Du, who also studies metastasis in pancreatic cancer, is optimistic that the findings will be applicable to many types of cancers.
"Metastatic disease occurs in many cancers and it accounts for 90 percent of deaths in patients with solid tumors," Du said. "Understanding the molecular mechanisms underlying metastasis will help us save these patients."
Another award from the Department of Defense’s Breast Cancer Research Program may help breast cancer patients respond to the immunotherapy that has eluded them thus far.
While “checkpoint inhibitor” drugs have returned remarkable results in combating many hard-to-treat cancers, advanced breast cancer patients have yet to benefit because of the biology of their disease.
Erik Wennerberg, Ph.D., hopes to overcome some of these challenges using a combination of radiation and drug therapy.
Immune checkpoint inhibitors work by removing the blinders produced by tumors that prevent cancer-killing T-cells from finding their targets. They are most effective in tumors that are heavily infiltrated by anti-tumor T-cells.
Patients suffering from advanced breast cancer often have little or no immune cell infiltration, rendering immune checkpoint inhibitors largely ineffective.
What they do have is high levels of immunosuppressive factors, including adenosine. The accumulation of adenosine in cancer cells interferes with the activation of dendritic cells, an immune cell subset that are essential for initiating an anti-tumor immune response.
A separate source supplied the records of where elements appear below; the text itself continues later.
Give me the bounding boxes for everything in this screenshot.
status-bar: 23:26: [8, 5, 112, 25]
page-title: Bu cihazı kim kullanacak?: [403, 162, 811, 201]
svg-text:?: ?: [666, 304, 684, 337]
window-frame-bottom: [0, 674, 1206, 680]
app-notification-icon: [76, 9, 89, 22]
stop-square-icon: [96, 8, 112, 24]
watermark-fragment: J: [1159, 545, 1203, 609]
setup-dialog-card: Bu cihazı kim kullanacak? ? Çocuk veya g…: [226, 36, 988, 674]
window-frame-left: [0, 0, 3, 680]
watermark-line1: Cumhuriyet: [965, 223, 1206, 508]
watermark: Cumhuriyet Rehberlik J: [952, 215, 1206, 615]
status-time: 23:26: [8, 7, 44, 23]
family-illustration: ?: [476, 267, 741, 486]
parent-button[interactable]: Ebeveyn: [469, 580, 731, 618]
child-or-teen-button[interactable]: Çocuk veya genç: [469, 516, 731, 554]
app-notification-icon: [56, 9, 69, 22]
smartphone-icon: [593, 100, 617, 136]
Wennerberg, a postdoctoral researcher who works closely with Sandra Demaria, M.D in the Weill Cornell Medicine Department of Radiation Oncology, would like to use radiotherapy to help trigger the immune system to attack tumor cells and increase the efficacy of checkpoint inhibitors in cancers that have previously failed to respond to the drugs.
But first, he will have to limit the effect of adenosine.
He has identified two potential targets: CD73, the rate-limiting enzyme responsible for adenosine generation, and the A2AR receptors through which dendritic cells take up adenosine.
With the help of a Breakthrough Fellowship from the DoD, he will now investigate how to transform this information into therapy.
“We hope to discern how adenosine signaling regulates the immune response in irradiated tumors, and to lay a foundation for the implementation of adenosine blockade in combination with radiation therapy as a means to induce tumor-specific immune responses in breast cancer patients, making them responsive to immune checkpoint inhibitors,” Wennerberg said.